Nutrition per Serving

167 Calories
18.28g Protein
21.99g Carbs
0.09g Fat
A delcious baked dish with eggs beaters, veggie sausage, potatoes and cheddar cheese.

Ingredients

  • 1/3 cup egg beaters
  • 14 oz veggie sausage
  • 1 cup fat free cheddar cheese
  • 1 tbsp green onions
  • 3 small potatoes

Instructions

  1. Pre-heat oven to 350 °F (175 °C).
  2. Cube and boil potatoes in water, drain.
  3. Brown veggie sausage in a frying pan.
  4. Add all ingredients in a bowl.
  5. Pour into a glass pie pan.
  6. Bake and serve!

How This Recipe Supports PCOS Management

Understanding the nutritional profile of what you eat is a powerful step in managing PCOS. Here is how the key ingredients in this Breakfast in a Pan contribute to your health goals:

  • Egg: Contain choline which supports liver function and hormone metabolism
  • Onion: Support cardiovascular health and blood sugar regulation

PCOS Diet Principles in This Recipe

The PCOS diet focuses on three core principles: reducing inflammation, managing insulin resistance, and supporting hormonal balance.
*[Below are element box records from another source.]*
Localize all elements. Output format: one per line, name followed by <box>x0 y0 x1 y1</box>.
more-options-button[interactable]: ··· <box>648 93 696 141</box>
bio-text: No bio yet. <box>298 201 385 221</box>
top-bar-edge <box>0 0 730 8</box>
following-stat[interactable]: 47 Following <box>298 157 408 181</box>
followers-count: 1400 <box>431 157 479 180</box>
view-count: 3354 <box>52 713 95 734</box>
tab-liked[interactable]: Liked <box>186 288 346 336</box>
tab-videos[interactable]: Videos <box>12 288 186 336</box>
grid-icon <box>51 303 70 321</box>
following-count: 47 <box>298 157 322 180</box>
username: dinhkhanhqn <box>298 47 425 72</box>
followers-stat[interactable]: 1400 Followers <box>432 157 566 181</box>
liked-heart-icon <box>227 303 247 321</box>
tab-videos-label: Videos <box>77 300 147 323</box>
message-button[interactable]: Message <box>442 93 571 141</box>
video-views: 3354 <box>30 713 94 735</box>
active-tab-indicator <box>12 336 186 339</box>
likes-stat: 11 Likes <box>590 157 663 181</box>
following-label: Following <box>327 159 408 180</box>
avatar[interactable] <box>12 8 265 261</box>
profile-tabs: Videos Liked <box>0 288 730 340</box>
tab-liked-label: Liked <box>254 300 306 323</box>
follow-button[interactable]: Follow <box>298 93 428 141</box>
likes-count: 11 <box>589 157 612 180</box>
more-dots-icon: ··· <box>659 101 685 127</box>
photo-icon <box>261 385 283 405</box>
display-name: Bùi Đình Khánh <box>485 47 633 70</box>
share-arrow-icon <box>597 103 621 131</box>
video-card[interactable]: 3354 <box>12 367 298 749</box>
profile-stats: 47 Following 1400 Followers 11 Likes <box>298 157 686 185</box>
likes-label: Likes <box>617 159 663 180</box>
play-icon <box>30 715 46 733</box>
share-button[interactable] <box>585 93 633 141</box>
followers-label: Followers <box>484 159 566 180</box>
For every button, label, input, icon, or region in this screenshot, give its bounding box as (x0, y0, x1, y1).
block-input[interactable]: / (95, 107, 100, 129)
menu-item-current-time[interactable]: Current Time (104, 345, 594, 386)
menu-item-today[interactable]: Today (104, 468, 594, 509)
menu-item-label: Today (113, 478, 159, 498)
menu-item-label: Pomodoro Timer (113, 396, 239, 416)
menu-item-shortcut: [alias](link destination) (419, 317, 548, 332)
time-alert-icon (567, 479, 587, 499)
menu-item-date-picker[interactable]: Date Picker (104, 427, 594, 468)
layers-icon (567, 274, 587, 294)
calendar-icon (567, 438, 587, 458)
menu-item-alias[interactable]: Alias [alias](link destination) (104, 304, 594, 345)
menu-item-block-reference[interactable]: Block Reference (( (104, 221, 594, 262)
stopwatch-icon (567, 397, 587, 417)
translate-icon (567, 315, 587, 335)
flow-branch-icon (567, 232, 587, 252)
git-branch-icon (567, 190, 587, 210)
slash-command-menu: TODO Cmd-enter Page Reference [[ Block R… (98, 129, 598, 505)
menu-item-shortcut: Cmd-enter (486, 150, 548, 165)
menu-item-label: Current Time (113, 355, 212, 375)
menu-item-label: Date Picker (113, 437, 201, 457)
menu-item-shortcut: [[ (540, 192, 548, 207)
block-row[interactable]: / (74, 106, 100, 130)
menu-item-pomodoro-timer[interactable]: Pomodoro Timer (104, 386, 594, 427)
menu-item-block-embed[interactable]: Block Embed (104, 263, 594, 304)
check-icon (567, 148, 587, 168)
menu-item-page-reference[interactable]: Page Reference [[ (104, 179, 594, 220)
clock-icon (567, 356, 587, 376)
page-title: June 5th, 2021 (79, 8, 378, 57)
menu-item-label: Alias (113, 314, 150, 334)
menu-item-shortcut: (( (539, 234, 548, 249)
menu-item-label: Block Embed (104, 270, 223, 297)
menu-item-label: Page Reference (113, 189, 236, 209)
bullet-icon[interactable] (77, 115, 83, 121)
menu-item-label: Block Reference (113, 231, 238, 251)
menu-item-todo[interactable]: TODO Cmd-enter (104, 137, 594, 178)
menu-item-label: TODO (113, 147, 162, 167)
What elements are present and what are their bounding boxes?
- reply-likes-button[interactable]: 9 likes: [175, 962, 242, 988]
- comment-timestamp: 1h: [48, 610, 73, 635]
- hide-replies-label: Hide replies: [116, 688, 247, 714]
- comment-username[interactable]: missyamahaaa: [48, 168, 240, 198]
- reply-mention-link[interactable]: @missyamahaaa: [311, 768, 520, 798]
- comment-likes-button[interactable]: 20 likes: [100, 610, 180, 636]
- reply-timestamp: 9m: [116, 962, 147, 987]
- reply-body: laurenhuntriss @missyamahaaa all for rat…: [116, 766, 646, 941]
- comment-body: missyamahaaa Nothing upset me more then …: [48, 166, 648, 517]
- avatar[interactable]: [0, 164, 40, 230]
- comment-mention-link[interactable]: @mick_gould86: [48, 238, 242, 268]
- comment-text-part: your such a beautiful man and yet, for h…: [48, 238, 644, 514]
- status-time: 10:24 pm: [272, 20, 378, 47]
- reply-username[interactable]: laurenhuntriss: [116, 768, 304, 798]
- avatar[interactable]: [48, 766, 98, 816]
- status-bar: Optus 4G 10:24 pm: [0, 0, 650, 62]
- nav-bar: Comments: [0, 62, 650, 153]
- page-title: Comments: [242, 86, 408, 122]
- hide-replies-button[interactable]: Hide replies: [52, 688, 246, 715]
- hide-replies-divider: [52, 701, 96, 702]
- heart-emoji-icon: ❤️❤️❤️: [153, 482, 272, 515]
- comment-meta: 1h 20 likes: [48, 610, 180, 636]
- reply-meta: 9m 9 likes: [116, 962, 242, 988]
Every recipe in our collection is evaluated against these principles. This recipe excels in providing protein-rich ingredients that help regulate appetite hormones (ghrelin and leptin). As part of a balanced PCOS meal plan, we recommend pairing recipes like this with a variety of nutrient-dense foods throughout the week to ensure you are meeting all your micronutrient needs.

Meal Prep Tip: This Breakfast in a Pan can be prepared ahead and stored in an airtight container in the refrigerator for up to 3 days. Meal prepping is one of the most effective strategies for sticking to a PCOS-friendly diet, as it removes the temptation to reach for processed convenience foods when time is short.